There are many words I take issue with — hate, favorite, ambitious, impactful, and the list goes on. The most recent addition to this list is success. I find that success is narrowly defined by a particular group of people, and that definition is impressed upon all people, including communities of color. It doesn’t stand to reason that a standard definition can be applied unilaterally because it does not consider and honor one’s lived experience, one’s history.
I say this from experience. As an immigrant and an ESL student fumbling through our education system not designed for someone like me, success meant assimilating, shedding my skin and identity, and acquiring whiteness. That’s the crux — success assumes that results of the dominant white group are the norm; that’s the reference point with which we make sense and meaning. We center whiteness as we define success. That is so problematic.
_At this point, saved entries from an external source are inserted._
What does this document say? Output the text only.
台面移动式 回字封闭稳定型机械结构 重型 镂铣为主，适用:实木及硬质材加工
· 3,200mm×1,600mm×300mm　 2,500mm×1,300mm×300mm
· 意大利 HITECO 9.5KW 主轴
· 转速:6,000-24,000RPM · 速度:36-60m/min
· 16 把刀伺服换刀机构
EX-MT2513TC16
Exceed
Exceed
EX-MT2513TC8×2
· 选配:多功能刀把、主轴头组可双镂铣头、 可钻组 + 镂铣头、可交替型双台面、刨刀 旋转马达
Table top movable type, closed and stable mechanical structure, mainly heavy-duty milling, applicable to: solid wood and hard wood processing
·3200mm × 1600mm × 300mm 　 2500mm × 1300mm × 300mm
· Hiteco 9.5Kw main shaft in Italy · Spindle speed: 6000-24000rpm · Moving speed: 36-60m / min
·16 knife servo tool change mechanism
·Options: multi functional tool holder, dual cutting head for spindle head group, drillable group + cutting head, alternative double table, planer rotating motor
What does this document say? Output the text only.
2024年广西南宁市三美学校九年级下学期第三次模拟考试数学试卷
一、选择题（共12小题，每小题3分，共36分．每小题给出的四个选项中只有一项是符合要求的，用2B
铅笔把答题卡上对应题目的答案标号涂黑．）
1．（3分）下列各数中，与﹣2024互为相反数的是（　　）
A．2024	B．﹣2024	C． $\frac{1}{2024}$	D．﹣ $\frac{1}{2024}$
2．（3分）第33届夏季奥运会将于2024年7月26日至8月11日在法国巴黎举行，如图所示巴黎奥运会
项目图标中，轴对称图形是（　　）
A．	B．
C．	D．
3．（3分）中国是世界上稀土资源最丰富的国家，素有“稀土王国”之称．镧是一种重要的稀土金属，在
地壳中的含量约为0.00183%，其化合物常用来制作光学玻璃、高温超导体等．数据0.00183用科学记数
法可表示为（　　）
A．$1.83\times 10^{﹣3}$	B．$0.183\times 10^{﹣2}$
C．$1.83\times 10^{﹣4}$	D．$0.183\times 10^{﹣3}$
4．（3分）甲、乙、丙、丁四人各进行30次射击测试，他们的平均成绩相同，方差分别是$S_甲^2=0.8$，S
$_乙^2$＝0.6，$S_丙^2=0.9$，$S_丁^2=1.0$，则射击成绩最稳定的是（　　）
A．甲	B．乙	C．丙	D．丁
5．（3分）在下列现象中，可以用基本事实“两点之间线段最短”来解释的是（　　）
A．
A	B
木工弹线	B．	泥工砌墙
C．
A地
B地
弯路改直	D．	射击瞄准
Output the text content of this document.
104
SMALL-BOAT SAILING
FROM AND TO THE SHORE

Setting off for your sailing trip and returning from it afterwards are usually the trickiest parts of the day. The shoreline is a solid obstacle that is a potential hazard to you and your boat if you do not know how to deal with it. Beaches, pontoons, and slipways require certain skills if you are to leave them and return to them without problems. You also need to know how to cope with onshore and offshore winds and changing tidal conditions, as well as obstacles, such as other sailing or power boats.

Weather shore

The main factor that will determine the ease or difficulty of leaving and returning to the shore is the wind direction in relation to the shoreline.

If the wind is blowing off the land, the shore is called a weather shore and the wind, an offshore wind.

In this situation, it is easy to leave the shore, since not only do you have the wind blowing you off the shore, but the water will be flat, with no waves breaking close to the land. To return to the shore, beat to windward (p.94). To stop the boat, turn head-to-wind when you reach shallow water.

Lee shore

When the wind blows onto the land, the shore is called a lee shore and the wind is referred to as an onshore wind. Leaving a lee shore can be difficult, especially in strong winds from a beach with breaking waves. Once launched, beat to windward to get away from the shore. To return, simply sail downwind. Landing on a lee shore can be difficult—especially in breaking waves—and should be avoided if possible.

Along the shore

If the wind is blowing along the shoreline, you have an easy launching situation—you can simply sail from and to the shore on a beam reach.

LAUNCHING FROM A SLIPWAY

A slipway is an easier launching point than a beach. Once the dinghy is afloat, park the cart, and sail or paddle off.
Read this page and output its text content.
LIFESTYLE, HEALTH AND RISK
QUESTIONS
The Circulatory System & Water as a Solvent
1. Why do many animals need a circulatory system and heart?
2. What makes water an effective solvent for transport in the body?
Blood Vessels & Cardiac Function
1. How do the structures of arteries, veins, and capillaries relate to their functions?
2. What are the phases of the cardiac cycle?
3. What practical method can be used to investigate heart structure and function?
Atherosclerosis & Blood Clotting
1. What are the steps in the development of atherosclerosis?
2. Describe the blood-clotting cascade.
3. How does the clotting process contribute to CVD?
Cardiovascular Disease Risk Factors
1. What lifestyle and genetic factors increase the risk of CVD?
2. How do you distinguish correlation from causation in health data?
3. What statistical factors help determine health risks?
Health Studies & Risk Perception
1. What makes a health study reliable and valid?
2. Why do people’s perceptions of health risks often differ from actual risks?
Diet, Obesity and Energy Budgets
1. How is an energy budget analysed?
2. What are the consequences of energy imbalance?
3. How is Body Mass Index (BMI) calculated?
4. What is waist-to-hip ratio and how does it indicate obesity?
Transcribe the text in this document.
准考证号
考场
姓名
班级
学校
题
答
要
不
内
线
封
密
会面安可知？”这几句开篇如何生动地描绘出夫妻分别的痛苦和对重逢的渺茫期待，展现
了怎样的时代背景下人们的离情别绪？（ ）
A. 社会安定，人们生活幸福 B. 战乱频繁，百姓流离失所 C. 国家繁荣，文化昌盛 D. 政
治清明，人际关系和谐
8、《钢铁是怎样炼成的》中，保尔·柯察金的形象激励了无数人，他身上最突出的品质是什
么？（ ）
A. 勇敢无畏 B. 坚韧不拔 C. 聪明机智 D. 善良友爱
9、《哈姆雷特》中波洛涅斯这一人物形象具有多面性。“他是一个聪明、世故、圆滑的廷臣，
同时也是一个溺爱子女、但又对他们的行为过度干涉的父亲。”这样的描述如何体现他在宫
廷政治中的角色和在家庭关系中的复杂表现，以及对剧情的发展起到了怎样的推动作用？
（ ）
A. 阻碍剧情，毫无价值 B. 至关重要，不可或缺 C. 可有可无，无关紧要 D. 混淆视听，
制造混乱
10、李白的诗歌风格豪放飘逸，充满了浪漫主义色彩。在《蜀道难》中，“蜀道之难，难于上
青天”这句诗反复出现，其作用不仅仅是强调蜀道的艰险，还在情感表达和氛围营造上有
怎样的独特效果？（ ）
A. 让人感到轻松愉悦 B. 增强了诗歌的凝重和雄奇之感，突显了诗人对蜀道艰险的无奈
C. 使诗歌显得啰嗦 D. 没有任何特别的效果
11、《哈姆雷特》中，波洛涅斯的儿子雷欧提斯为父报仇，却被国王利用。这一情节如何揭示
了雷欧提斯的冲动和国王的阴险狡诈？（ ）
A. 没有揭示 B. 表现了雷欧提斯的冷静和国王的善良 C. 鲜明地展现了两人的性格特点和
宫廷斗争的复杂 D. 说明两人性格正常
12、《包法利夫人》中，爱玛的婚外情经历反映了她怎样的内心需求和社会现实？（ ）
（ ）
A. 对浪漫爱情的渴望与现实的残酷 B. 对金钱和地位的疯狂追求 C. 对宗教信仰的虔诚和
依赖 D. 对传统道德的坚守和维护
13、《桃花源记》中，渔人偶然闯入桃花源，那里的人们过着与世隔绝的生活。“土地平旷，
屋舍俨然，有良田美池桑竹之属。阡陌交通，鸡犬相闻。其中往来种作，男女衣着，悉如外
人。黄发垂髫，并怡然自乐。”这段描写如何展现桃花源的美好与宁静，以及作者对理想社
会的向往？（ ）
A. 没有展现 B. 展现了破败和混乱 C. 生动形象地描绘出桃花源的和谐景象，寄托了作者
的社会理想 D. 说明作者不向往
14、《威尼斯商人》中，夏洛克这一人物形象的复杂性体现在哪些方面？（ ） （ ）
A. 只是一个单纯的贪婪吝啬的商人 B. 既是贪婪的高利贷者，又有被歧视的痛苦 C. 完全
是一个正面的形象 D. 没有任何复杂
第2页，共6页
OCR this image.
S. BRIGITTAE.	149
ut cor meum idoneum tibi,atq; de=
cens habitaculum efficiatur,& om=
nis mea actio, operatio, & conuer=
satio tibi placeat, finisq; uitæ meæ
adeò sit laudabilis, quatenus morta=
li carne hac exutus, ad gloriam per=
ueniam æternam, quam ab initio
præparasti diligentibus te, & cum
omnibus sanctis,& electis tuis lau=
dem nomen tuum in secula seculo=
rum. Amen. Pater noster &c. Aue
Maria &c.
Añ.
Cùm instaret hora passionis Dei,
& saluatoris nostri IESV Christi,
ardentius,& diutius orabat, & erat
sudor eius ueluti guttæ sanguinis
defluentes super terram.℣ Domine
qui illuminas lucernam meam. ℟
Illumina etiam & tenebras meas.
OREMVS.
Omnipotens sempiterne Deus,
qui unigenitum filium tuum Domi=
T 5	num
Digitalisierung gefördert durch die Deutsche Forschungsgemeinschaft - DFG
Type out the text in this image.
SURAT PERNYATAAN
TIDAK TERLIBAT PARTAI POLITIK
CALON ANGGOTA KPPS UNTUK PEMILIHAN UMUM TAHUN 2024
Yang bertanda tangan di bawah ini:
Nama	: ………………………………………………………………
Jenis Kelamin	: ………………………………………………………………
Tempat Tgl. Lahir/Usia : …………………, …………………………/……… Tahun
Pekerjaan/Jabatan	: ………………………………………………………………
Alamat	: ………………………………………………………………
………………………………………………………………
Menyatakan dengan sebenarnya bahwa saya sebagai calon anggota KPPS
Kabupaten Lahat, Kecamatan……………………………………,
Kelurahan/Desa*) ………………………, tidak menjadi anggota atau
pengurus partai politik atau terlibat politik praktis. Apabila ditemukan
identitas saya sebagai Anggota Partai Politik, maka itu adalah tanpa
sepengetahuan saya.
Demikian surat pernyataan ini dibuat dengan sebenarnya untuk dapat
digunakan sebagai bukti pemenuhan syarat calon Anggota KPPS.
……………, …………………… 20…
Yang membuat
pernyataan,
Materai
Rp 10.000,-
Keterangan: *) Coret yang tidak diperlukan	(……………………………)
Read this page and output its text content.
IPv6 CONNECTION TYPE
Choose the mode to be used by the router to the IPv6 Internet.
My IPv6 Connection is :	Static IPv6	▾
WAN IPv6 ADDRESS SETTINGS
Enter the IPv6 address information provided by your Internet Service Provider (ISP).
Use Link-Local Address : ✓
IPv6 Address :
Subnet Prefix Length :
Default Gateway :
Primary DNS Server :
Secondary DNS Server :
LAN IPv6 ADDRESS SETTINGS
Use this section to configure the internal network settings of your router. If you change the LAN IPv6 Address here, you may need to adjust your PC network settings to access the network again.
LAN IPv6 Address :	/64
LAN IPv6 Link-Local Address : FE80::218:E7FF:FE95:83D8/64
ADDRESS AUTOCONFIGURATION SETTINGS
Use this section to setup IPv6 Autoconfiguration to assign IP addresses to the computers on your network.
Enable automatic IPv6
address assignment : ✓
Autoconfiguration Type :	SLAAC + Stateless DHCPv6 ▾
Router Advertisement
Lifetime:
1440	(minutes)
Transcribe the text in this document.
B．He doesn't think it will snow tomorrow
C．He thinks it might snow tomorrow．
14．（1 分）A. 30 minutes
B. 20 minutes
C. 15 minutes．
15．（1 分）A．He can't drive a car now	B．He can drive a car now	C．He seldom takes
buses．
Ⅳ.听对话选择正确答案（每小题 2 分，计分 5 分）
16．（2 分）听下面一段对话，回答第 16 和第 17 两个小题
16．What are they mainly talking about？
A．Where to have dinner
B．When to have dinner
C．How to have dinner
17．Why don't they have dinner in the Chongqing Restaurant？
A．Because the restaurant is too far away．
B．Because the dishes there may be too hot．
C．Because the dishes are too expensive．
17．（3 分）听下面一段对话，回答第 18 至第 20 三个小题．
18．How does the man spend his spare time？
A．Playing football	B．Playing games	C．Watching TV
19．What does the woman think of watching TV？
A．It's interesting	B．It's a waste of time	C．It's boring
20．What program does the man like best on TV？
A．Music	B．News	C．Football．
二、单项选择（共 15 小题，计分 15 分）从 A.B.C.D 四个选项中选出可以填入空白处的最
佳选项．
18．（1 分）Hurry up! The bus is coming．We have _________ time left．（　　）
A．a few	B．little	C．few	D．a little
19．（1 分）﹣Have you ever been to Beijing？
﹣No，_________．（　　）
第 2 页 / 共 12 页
As I venture into the independent consulting space, I am focused on work that promotes thriving for communities of color and personal fulfillment for individuals as defined by the community or person in question. Only I know the progress I made when I was a 10-year-old ESL student. While I might not have been successful at the end of the school year as defined by the academic progress indicators, I knew that I was able to breathe a bit easier, make a little more sense of my new surroundings. This felt more life sustaining than anything else.
As communities of color reclaim their power and elevate their voices, I strive to reframe and redefine success, so the definition is inclusive of one’s lived experience and history; so that success isn’t centering white dominant group as the reference point; so that success considers notions of thriving, a meaningful life, and personal fulfillment. These are the concepts that are owned by communities and individuals.